2.2 As espécies de licença ambiental e seus respectivos prazos
Há três espécies de licença ambiental:
i) licença prévia: “concedida na fase preliminar do planejamento do empreendimento ou atividade aprovando sua localização e concepção, atestando sua viabilidade ambiental e estabelecendo os requisitos básicos e condicionantes a serem atendidos nas próximas fases de sua implementação” (Art. 8º, inciso I, da Resolução n.º 237/97 do CONAMA);
ii) licença de instalação: “autoriza a instalação do empreendimento ou atividade de acordo com as especificações constantes dos planos, programas e projetos aprovados, incluindo as medidas de controle ambiental e demais condicionantes, da qual constituem motivo determinante” (Art. 8º, inciso II, da Resolução n.º 237/97 do CONAMA);
iii) licença de operação: “autoriza a operação da atividade ou empreendimento, após a verificação do efetivo cumprimento do que consta das licenças anteriores, com as medidas de controle ambiental e condicionantes determinados para a operação” (Art. 8º, inciso III, da Resolução n.º 237/97 do CONAMA);
A Resolução CONAMA n.º 237/1997 fixa os prazos mínimos e máximos de duração dessas licenças[8], em seu artigo 18, assim redigido:
“Art. 18 – O órgão ambiental competente estabelecerá os prazos de validade de cada tipo de licença, especificando-os no respectivo documento, levando em consideração os seguintes aspectos:
I – O prazo de validade da Licença Prévia (LP) deverá ser, no mínimo, o estabelecido pelo cronograma de elaboração dos planos, programas e projetos relativos ao empreendimento ou atividade, não podendo ser superior a 5 (cinco) anos. [destaque não original]

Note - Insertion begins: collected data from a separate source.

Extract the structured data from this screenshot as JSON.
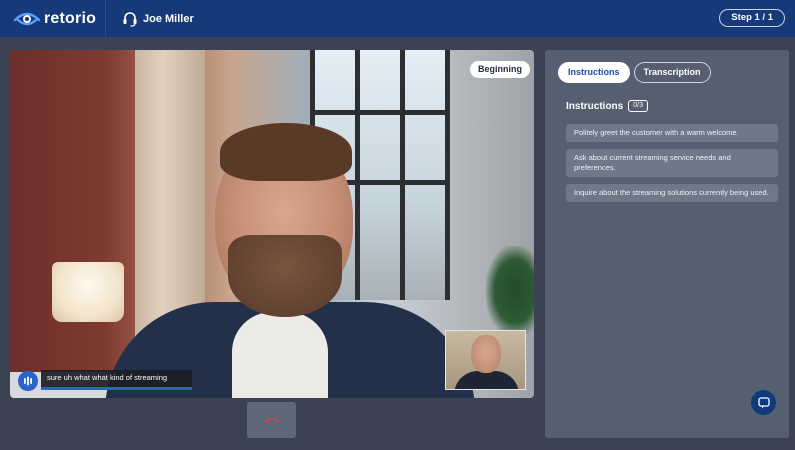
{
  "header": {
    "brand": "retorio",
    "agent_name": "Joe Miller",
    "step_label": "Step 1 / 1"
  },
  "video": {
    "phase_tag": "Beginning",
    "caption": "sure uh what what kind of streaming"
  },
  "panel": {
    "tabs": [
      {
        "label": "Instructions",
        "active": true
      },
      {
        "label": "Transcription",
        "active": false
      }
    ],
    "instructions_title": "Instructions",
    "instructions_count": "0/3",
    "instructions": [
      "Politely greet the customer with a warm welcome.",
      "Ask about current streaming service needs and preferences.",
      "Inquire about the streaming solutions currently being used."
    ]
  },
  "icons": {
    "logo": "retorio-eye-logo",
    "agent": "headset-icon",
    "mic": "audio-wave-icon",
    "hangup": "phone-hangup-icon",
    "chat": "chat-bubble-icon"
  },
  "colors": {
    "header_bg": "#16397a",
    "page_bg": "#3a4254",
    "panel_bg": "#555f70",
    "accent": "#2a63c9",
    "hangup_red": "#d64545"
  }
}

II – O prazo de validade da Licença de Instalação (LI) deverá ser, no mínimo, o estabelecido pelo cronograma de instalação do empreendimento ou atividade, não podendo ser superior a 6 (seis) anos. [destaque não original]
III – O prazo de validade da Licença de Operação (LO) deverá considerar os planos de controle ambiental e será de, no mínimo, 4 (quatro) anos e, no máximo, 10 (dez) anos. [destaque não original]
§ 1º – A Licença Prévia (LP) e a Licença de Instalação (LI) poderão ter os prazos de validade prorrogados, desde que não ultrapassem os prazos máximos estabelecidos nos incisos I e II
§ 2º – O órgão ambiental competente poderá estabelecer prazos de validade específicos para a Licença de Operação (LO) de empreendimentos ou atividades que, por sua natureza e peculiaridades, estejam sujeitos a encerramento ou modificação em prazos inferiores.
§ 3º – Na renovação da Licença de Operação (LO) de uma atividade ou empreendimento, o órgão ambiental competente poderá, mediante decisão motivada, aumentar ou diminuir o seu prazo de validade, após avaliação do desempenho ambiental da atividade ou empreendimento no período de vigência anterior, respeitados os limites estabelecidos no inciso III.
§ 4º – A renovação da Licença de Operação(LO) de uma atividade ou empreendimento deverá ser requerida com antecedência mínima de 120 (cento e vinte) dias da expiração de seu prazo de validade, fixado na respectiva licença, ficando este automaticamente prorrogado até a manifestação definitiva do órgão ambiental competente.”
Os prazos referidos podem ser restringidos, conforme o tipo específico de atividade a ser licenciada[9].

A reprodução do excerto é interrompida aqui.